Friday, November 20, 2009

Filibuster tactics

I was rather interested to read the latest tactical maneuvering on the health care bill.

It is now clear that the initial GOP threat to force a reading of the whole bill has been neutralized. The best possible outcome for the Democrats at this point would be for Coburn to go through with his threat. The Democrats would then bring in a team of speedreaders to complete the reading over the thanksgiving recess while Coburn and some Democrat presiding miss their dinner, thus providing a highly visible proof of GOP obstruction.

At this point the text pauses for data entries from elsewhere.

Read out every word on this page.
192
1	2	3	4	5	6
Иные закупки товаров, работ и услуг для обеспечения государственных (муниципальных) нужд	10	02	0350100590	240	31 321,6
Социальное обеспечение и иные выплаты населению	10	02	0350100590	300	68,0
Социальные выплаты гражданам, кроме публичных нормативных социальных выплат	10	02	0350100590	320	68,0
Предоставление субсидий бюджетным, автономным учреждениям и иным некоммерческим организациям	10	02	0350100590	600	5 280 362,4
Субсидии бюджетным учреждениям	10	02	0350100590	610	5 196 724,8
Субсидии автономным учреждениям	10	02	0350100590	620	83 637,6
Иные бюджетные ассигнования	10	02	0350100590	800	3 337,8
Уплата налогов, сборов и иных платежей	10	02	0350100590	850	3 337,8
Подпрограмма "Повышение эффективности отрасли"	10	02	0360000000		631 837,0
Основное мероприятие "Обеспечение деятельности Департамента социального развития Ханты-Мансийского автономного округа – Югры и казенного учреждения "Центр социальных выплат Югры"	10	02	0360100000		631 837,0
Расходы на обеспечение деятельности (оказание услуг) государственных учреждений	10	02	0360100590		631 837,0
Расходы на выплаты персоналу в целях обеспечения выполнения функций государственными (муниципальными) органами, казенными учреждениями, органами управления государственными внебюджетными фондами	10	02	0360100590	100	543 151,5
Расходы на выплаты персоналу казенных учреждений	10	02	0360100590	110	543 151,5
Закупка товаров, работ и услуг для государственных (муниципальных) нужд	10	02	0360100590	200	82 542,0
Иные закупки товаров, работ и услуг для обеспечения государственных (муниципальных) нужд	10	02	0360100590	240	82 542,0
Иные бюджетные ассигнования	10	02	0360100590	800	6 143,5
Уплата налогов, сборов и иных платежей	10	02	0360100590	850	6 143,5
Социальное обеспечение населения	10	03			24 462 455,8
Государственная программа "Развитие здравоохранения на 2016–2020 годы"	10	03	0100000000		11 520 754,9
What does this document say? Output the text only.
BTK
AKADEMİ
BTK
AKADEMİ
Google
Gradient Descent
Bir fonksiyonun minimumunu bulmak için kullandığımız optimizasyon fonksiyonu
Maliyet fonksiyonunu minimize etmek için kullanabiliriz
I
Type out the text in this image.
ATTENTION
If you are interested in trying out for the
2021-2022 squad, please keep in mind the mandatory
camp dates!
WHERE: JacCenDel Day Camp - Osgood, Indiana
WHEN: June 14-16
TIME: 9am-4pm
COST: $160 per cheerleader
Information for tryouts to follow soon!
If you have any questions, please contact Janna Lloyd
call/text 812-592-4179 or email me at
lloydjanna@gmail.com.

But the more interesting feature is a consequence of the possibility of multiple filibuster threats. In theory any Senate motion is subject to filibuster. But in practice use of the filibuster tends to be limited to final passage rather than the intermediate stages. There is a reason for that, it is really bad tactics for the minority to attempt to filibuster early in the process.

As we saw earlier with discussion of the 'nuclear option', there are ways and means to get round Senate rules. A cloture motion sets out a time limit for debate on a motion. But there is no reason that the Democrats could not introduce a motion to change the rules of the Senate to introduce a time limit for debate on all future procedural motions for a bill. Such a motion would be subject to filibuster, but that is a one time event and a filibuster is not without benefit for those participating in breaking it. Whatever hardship the majority endures will be highly visible via local TV news and newspapers. Most would much rather spend a week sleeping in my office than on the campaign trail.

Under such circumstances the dynamics of the health care debate become very different. All the concessions that the majority made to the minority earlier are lost and then some.

And once there is one bill on the floor that is filibuster proof, it can be used as a vehicle for any purpose that garners a 50 Senate votes.